2) If the design is balanced with fixed factors and the assumptions of an ANOVA are met there is no advantage to running a multilevel model. In more complex designs a multilevel model has advantages in declining with imbalance, being able to handle additional random effects, time varying covariates and relaxing assumptions about the form of the covariance matrix (sphericity or multisample sphericity). You can also generalise the model to handle discrete data.

With two time points and just one covariate (baseline) I can't see much reason to use a multilevel model. Sphericity can't be violated in a model with only two repeated measures. If you have missing observations or some other complicating circumstance. However you haven't provide much information.

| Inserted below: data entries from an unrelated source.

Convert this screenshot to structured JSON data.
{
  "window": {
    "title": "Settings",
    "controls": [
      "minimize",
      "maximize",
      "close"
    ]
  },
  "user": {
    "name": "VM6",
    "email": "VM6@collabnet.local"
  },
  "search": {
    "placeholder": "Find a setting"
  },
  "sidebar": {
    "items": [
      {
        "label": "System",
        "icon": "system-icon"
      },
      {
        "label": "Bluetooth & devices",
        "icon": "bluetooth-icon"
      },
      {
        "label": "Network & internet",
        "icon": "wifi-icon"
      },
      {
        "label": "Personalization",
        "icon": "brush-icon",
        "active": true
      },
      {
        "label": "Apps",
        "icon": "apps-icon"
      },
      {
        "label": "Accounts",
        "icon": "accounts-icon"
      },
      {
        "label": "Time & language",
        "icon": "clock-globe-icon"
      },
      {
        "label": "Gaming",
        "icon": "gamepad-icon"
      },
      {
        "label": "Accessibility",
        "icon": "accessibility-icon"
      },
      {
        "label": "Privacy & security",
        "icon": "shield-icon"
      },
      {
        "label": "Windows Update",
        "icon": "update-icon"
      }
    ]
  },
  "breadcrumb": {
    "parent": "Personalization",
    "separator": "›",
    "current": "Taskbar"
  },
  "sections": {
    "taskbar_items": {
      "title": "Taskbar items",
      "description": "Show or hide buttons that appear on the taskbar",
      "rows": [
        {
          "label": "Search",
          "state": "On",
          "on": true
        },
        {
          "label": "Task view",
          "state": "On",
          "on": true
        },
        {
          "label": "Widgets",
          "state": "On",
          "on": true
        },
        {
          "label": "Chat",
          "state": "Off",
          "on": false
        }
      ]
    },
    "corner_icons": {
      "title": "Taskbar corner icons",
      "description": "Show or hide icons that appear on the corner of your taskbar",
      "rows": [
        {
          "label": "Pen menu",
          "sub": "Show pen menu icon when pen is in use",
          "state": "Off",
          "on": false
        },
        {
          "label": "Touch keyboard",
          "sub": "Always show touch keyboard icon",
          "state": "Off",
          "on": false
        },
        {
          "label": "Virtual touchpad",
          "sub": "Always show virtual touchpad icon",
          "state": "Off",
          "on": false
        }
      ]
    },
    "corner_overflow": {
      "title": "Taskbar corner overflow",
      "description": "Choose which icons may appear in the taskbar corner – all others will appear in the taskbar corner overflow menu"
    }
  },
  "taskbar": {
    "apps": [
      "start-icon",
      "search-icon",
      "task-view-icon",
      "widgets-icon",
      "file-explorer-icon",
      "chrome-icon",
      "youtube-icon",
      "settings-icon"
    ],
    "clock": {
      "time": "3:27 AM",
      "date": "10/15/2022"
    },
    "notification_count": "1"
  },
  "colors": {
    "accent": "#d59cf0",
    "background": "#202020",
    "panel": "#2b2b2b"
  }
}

For example, if you are planning to analyses totals or means from multiple trials in the ANCOVA then the multilevel model would allow you to model the trials nested within participants. This sort of model would be quite a bit more complex but might be attractive in allowing covariates that vary between trials (and most likely having higher statistical power).

References

Baguley T (2012) Serious Stats: A guide to advanced statistics for the behavioral sciences. Palgrave:London.

Senn S (2006) Change from baseline and analysis of covariance revisited. Statistics in Medicine 25 4334-4344.